Na RDC, o primo muito mais mortal da febre de Lassa, Ebola, matou 3.000 desde o início de um surto em agosto de 2018 e novas infecções impediram as autoridades de declarar a crise acima.
Desde janeiro de 2019, mais de 6.000 crianças em todo o país, de 85 milhões, morreram de sarampo e 50.000 adoeceram só este ano, diz a organização Médicos Sem Fronteiras (MSF).
Avisos directos
A Organização Mundial de Saúde (OMS) e outros grupos de ajuda têm soado repetidos alarmes sobre o impacto que a crise do coronavírus pode ter na luta contra outras doenças.
Malária pode duplicar se medidas como redes mosquiteiras forem negligenciadas, a poliomielite pode rugir de volta se os programas de vacinação forem interrompidos, as mortes por SIDA e tuberculose podem chegar a um milhão se as terapias anti-retrovirais forem interrompidas.
Os anos de campanhas de vacinação têm ajudado a controlar algumas das doenças mais mortíferas – mas há receios de que os fardos adicionais do coronavírus e os desafios do distanciamento social possam interromper estes esforços.
Na caótica megacidade de Lagos na Nigéria, onde cerca de 20 milhões de pessoas vivem amontoadas, as taxas de imunização atingiram até 90% graças aos esforços generalizados para aumentar a sensibilização.
Mas esses grandes sucessos correm o risco de se perderem.

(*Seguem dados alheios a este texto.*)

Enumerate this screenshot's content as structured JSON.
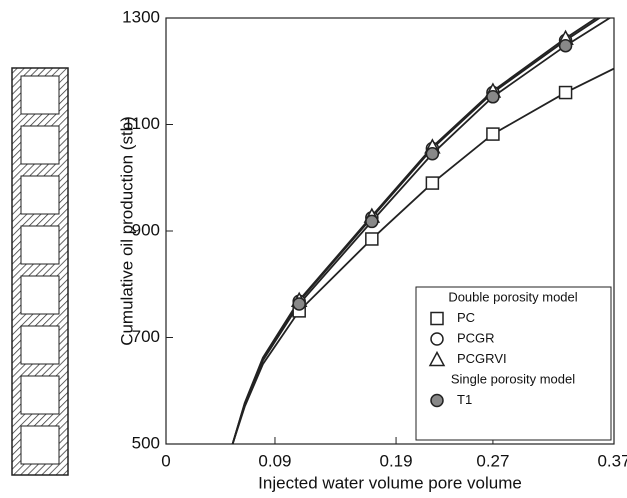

“Muitas instalações médicas fecharam, as pessoas têm medo de ir aos hospitais, e algumas das atividades regulares de vacinação são perturbadas”, disse o Dr. Anisur Rahman Siddique, que dirige os programas de imunização da Unicef na Nigéria, à AFP.
“Precisamos continuar a verificar”, disse ele, apontando especialmente para um possível aumento do sarampo.
Ameaça de carteira
As autoridades de numerosos países alertaram que um foco no combate ao coronavírus poderia roubar a atenção de outras ameaças prementes.
Um legislador em Angola apelou ao governo para intensificar o saneamento e a fumigação nos bairros pobres para manter a luta contra a malária.
O ministro da saúde do Níger, Illiassou Mainassara, prometeu distribuir oito milhões de redes mosquiteiras e fornecer tratamentos preventivos a mais de quatro milhões de crianças este ano.
Nigéria, um dos últimos países do mundo a relatar infecções por poliovírus selvagem juntamente com o Afeganistão e Paquistão, foi declarado oficialmente livre do flagelo em Junho, após três anos sem um caso.
OMS diz que 2.500 dos seus funcionários e pessoal de organizações parceiras continuam a vigiar qualquer surto de poliomielite na nação mais populosa de África.
Mas a “escolha difícil” foi feita para parar as campanhas de vacinação porta-a-porta que já tinham sido atingidas pela insegurança no norte do país.
‘Negócios como sempre’
Mas o que pode ser visto como uma fraqueza pode na verdade revelar-se uma força – e a experiência de lidar com estas epidemias recorrentes pode dar aos países um impulso no tratamento do coronavírus.
A mesma rede da OMS na Nigéria que tem sido usada para combater a pólio e outras doenças é agora usada para ajudar a rastrear e testar possíveis surtos de vírus corona em áreas remotas.
No leste do Congo, o epicentro do surto de Ébola no país, cerca de 20 casos de vírus corona tinham sido registados até meados de Maio e a propagação parece ter abrandado.
“A resposta contra a COVID-19 no leste do país parece ter dado frutos”, disse um relatório governamental.
Christian Happi, professor no instituto de doenças infecciosas da Universidade do Redentor da Nigéria, disse à AFP que para a África a luta contra o coronavírus era apenas “business as usual”.